Excessive TLB flush ranges
Thomas Gleixner
tglx at linutronix.de
Tue May 16 10:04:34 PDT 2023
On Tue, May 16 2023 at 17:01, Uladzislau Rezki wrote:
> On Tue, May 16, 2023 at 04:38:58PM +0200, Thomas Gleixner wrote:
>> There is a world outside of x86, but even on x86 it's borderline silly
>> to take the whole TLB out when you can flush 3 TLB entries one by one
>> with exactly the same number of IPIs, i.e. _one_. No?
>>
> I meant if we invoke flush_tlb_kernel_range() on each VA's individual
> range:
>
> <ARM>
> void flush_tlb_kernel_range(unsigned long start, unsigned long end)
> {
> if (tlb_ops_need_broadcast()) {
> struct tlb_args ta;
> ta.ta_start = start;
> ta.ta_end = end;
> on_each_cpu(ipi_flush_tlb_kernel_range, &ta, 1);
> } else
> local_flush_tlb_kernel_range(start, end);
> broadcast_tlb_a15_erratum();
> }
> <ARM>
>
> we should IPI and wait, no?
The else clause does not do an IPI, but that's irrelevant.

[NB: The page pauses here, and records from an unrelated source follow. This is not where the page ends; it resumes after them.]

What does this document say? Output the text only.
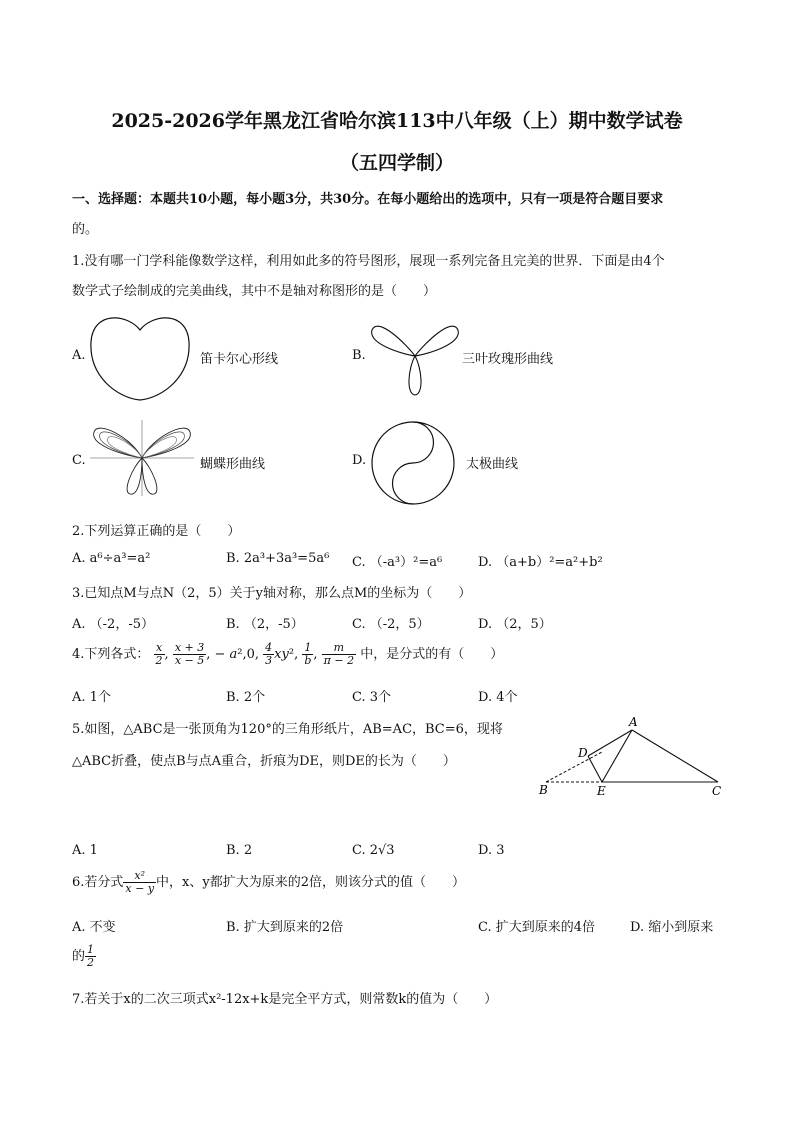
2025-2026学年黑龙江省哈尔滨113中八年级（上）期中数学试卷
（五四学制）
一、选择题：本题共10小题，每小题3分，共30分。在每小题给出的选项中，只有一项是符合题目要求
的。
1.没有哪一门学科能像数学这样，利用如此多的符号图形，展现一系列完备且完美的世界．下面是由4个
数学式子绘制成的完美曲线，其中不是轴对称图形的是（　　）
A.	笛卡尔心形线	B.	三叶玫瑰形曲线
C.	蝴蝶形曲线	D.	太极曲线
2.下列运算正确的是（　　）
A. a⁶÷a³=a²	B. 2a³+3a³=5a⁶ C. （-a³）²=a⁶	D. （a+b）²=a²+b²
3.已知点M与点N（2，5）关于y轴对称，那么点M的坐标为（　　）
A. （-2，-5）	B. （2，-5）	C. （-2，5）	D. （2，5）
4.下列各式： $\frac{x}{2}$ , $\frac{x + 3}{x - 5}$ , − a²,0, $\frac{4}{3} xy^2$, $\frac{1}{b}$ , $\frac{m}{\pi - 2}$ 中，是分式的有（　　）
A. 1个	B. 2个	C. 3个	D. 4个
5.如图，△ABC是一张顶角为120°的三角形纸片，AB=AC，BC=6，现将
△ABC折叠，使点B与点A重合，折痕为DE，则DE的长为（　　）
A
D
B	E	C
A. 1	B. 2	C. 2√3	D. 3
6.若分式 $\frac{\text{x²}}{x - y}$ 中，x、y都扩大为原来的2倍，则该分式的值（　　）
A. 不变	B. 扩大到原来的2倍	C. 扩大到原来的4倍	D. 缩小到原来
的 $\frac{1}{2}$
7.若关于x的二次三项式x²-12x+k是完全平方式，则常数k的值为（　　）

The proposed flush_tlb_kernel_vas(list, num_pages) mechanism
achieves:
1) It batches multiple ranges to _one_ invocation
2) It lets the architecture decide based on the number of pages
whether it does a tlb_flush_all() or a flush of individual ranges.
Whether the architecture uses IPIs or flushes only locally and the
hardware propagates that is completely irrelevant.
Right now any coalesced range, which is huge due to massive holes, takes
decision #2 away.
If you want to flush individual VAs from the core vmalloc code then you
lose #1, as the aggregated number of pages might justify a tlb_flush_all().
That's a pure architecture decision and all the core code needs to do is
to provide appropriate information and not some completely bogus request
to flush 17312759359 pages, i.e. a ~64.5 TB range, while in reality
there are exactly _three_ distinct pages to flush.